La promulgation de la Loi de finances 2025 intervient deux semaines après la communication par certains organes communautaires d’un avant-projet de règlement CEMAC proposant que la CDEC soit considérée comme un établissement bancaire et soit soumise, de ce fait, à la COBAC et que les règles applicables aux banques lui soient appliquées mutatis mutandis. A ce stade, rien ne permet de dire si l’alignement des règles applicables aux contrôles et vérifications des fonds dévolus à la CDEC à celles des impôts est une réponse du Législateur camerounais aux démarches entreprises par certains organes communautaires vis-à-vis de la CDEC.

Mais, de fait, cet article quatre-vingt troisième de la Loi de Finances vient remettre une pièce dans la machine et rappelle que pour l’Etat du Cameroun, la CDEC reste un établissement public relevant de la souveraineté nationale.
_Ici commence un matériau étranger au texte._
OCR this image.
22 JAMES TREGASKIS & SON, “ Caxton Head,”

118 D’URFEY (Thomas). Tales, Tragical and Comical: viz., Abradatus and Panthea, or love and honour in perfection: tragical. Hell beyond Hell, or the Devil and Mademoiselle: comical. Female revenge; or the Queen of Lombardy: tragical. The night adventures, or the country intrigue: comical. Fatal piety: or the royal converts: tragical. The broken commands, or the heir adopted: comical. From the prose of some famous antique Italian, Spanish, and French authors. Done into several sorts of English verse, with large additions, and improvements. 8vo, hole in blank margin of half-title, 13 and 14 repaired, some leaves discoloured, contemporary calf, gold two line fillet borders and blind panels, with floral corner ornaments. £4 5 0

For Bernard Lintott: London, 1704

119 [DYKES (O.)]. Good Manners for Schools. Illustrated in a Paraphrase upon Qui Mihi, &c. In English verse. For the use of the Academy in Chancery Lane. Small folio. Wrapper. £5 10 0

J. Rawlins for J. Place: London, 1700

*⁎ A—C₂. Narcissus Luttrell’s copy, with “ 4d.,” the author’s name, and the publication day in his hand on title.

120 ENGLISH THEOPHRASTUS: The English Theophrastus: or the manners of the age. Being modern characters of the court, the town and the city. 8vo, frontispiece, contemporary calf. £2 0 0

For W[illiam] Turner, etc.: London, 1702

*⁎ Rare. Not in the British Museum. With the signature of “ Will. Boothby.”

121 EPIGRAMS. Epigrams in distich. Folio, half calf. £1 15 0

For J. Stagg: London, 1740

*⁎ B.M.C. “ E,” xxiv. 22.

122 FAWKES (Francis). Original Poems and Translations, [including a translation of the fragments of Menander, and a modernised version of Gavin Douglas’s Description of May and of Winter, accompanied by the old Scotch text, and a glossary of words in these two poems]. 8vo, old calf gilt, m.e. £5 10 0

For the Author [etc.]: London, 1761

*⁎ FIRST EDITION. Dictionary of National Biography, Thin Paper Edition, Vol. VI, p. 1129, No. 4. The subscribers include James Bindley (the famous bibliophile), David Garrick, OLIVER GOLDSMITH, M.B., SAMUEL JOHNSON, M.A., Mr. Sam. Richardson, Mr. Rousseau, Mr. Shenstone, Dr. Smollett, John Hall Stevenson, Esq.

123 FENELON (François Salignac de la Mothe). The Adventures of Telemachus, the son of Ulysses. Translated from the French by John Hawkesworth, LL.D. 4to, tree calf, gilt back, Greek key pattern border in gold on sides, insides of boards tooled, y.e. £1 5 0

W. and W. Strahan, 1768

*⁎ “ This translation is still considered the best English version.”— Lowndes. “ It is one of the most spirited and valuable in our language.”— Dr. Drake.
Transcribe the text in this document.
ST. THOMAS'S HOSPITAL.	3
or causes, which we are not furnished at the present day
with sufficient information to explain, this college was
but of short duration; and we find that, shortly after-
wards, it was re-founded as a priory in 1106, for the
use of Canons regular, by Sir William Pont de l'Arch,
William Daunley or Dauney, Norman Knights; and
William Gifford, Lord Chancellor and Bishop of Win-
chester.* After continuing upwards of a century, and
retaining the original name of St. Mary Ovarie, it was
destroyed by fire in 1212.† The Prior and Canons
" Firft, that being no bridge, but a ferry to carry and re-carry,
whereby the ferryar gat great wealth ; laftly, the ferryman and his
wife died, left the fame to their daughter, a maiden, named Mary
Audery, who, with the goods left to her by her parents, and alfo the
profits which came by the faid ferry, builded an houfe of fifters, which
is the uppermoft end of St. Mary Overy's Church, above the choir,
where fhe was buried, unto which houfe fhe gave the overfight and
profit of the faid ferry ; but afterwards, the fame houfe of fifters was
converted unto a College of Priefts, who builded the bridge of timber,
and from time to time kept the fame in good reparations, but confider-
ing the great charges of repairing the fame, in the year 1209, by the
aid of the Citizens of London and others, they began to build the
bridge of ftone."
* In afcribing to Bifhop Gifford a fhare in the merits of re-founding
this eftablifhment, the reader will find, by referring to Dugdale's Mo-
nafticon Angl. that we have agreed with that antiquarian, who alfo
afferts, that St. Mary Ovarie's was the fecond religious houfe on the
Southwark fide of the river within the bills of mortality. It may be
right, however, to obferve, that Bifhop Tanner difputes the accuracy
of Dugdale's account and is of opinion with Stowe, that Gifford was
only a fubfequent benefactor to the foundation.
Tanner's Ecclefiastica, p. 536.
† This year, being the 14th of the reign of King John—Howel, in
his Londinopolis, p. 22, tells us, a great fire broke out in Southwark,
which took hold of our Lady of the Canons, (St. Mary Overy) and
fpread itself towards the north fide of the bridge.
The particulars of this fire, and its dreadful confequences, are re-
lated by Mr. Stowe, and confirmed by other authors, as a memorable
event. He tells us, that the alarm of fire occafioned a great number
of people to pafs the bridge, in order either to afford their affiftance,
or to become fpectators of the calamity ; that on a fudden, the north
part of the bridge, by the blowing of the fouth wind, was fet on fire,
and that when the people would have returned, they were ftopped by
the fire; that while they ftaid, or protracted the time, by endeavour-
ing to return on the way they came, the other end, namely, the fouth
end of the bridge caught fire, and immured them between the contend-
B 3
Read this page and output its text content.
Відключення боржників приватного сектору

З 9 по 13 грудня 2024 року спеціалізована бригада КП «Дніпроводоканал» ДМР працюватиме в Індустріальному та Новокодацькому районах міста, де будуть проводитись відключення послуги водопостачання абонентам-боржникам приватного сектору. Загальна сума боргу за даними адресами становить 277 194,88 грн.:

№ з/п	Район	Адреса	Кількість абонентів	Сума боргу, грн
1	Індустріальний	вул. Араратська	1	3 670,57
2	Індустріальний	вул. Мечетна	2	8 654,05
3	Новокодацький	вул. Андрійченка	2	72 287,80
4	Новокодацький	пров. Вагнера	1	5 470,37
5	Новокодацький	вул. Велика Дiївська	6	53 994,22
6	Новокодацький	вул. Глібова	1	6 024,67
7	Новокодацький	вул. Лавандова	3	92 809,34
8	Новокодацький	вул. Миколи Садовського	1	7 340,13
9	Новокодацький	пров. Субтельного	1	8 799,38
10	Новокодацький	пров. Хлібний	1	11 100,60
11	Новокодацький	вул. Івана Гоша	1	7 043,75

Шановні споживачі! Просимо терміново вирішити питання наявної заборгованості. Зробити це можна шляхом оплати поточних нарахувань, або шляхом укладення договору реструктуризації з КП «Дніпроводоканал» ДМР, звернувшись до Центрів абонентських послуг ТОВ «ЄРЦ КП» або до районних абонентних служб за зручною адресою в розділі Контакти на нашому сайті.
L’obstination de la BEAC-COBAC à ramener coûte que coûte la CDEC sous leur supervision ne pourra que déboucher sur des difficultés qui ne sont manifestement pas prises en compte par les autorités communautaires à la manœuvre.  Le Législateur camerounais aurait très bien pu dire que pour ses contrôles et vérifications, la CDEC applique les règles du droit commun (droit civil, droit OHADA), mais il a décidé que s’agissant des deniers publics, ce sont les règles issues du Livre des Procédures Fiscales du Code Général des Impôts qui s’appliqueront.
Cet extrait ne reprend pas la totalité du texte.